Parallèlement, Bruxelles examine des options pour faire pression sur la Hongrie : selon Politico (10 février 2026), parmi les idées figurent des décisions « sans précédent », y compris la procédure prévue à l'article 7 du traité sur l'UE, afin de neutraliser le blocage. Cela crée un front parallèle — européen contre la position hongroise.
"Un énième plan de guerre de Bruxelles et de Kyiv — le plan de Zelensky"
— Viktor Orbán, Premier ministre de Hongrie
Scénarios possibles après les élections
1) Si Orbán l'emporte — sa rhétorique et ses mesures institutionnelles pourraient s'intensifier. Cela signifierait un blocage prolongé de certaines décisions concernant l'Ukraine et des obstacles politiques supplémentaires.
2) Si l'opposition l'emporte — la position de la Hongrie pourrait s'atténuer, mais les changements ne seraient pas instantanés. Les humeurs sociales façonnées pendant la campagne continueront d'avoir un impact pendant des mois, voire des années.
Il y a un autre point soulevé par l'un des diplomates ukrainiens : lorsque le facteur électoral cessera de peser sur Orbán, le processus de négociation pourrait offrir davantage de marge pour les marchandages et les compromis — mais il s'agit plutôt d'un scénario à moyen terme que d'une solution rapide.

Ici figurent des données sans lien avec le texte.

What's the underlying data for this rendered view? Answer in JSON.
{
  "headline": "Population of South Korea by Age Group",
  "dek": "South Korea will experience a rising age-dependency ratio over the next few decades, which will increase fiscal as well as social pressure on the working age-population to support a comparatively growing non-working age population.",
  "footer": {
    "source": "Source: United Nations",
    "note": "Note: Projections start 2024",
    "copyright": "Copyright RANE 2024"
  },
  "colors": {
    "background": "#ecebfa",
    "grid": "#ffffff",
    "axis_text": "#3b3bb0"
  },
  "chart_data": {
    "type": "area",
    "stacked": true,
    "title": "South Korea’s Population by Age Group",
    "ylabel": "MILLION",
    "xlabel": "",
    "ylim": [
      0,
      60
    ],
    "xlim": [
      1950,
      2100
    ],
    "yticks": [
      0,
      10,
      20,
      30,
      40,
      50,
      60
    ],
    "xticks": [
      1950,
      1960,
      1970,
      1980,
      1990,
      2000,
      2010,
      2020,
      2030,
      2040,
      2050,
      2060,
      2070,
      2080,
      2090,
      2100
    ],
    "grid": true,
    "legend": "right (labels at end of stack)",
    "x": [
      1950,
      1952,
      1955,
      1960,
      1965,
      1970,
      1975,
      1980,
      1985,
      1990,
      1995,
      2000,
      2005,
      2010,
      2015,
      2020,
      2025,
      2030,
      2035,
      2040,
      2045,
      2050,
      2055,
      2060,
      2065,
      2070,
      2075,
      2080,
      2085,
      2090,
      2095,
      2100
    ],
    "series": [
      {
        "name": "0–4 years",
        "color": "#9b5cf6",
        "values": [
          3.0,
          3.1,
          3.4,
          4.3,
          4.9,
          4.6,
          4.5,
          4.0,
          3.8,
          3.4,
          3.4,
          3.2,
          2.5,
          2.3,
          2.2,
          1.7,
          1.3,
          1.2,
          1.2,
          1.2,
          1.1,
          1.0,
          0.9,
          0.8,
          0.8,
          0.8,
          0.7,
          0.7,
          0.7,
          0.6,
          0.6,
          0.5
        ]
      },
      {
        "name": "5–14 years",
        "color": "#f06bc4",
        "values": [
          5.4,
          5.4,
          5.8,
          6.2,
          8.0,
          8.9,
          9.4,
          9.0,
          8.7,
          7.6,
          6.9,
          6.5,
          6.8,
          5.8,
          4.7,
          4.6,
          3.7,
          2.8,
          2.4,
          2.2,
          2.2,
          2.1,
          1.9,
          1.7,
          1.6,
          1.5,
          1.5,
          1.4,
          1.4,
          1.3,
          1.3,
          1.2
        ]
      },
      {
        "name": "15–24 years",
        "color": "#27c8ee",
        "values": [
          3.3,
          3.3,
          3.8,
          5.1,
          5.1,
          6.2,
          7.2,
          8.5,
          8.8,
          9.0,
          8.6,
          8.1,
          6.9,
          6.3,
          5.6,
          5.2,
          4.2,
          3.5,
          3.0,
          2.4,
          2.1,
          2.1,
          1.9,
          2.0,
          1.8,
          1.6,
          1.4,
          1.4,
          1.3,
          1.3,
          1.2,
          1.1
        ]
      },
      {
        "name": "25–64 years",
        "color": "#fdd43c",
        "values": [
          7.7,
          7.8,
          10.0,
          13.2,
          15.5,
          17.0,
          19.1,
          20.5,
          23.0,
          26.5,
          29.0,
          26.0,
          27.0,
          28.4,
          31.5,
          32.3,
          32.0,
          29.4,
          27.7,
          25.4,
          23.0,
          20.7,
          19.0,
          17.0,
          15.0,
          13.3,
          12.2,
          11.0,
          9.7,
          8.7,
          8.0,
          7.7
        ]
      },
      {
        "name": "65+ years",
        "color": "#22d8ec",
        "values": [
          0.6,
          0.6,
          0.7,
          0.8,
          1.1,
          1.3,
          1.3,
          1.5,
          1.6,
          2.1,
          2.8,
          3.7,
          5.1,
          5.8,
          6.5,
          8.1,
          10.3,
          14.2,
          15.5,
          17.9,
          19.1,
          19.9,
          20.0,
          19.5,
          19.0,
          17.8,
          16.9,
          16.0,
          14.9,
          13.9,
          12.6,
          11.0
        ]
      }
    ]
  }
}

Que doit faire l'Ukraine — plan d'action succinct
- Poursuivre le front diplomatique et, parallèlement, travailler avec les institutions européennes afin de minimiser les possibilités de blocage.
- Travailler sur les questions que la Hongrie soulève formellement (les droits des minorités nationales), mais sans concessions qui porteraient atteinte aux intérêts nationaux.
- Préparer une communication destinée au public européen : montrer quels bénéfices l'UE tirera de l'intégration de l'Ukraine, et pas seulement les risques.
Conclusion
Les élections hongroises ne sont pas seulement un choix pour la Hongrie, elles constituent un nœud géopolitique pour l'Ukraine. Les partenaires européens transformeront-ils leur soutien en mesures effectives compensant le blocage de Budapest ? Ou les nouvelles manœuvres politiques dans la région repousseront‑elles la décision de plusieurs années encore ? La réponse dépendra à la fois de la diplomatie de Kyiv et de la volonté de l'UE d'utiliser ses leviers d'influence.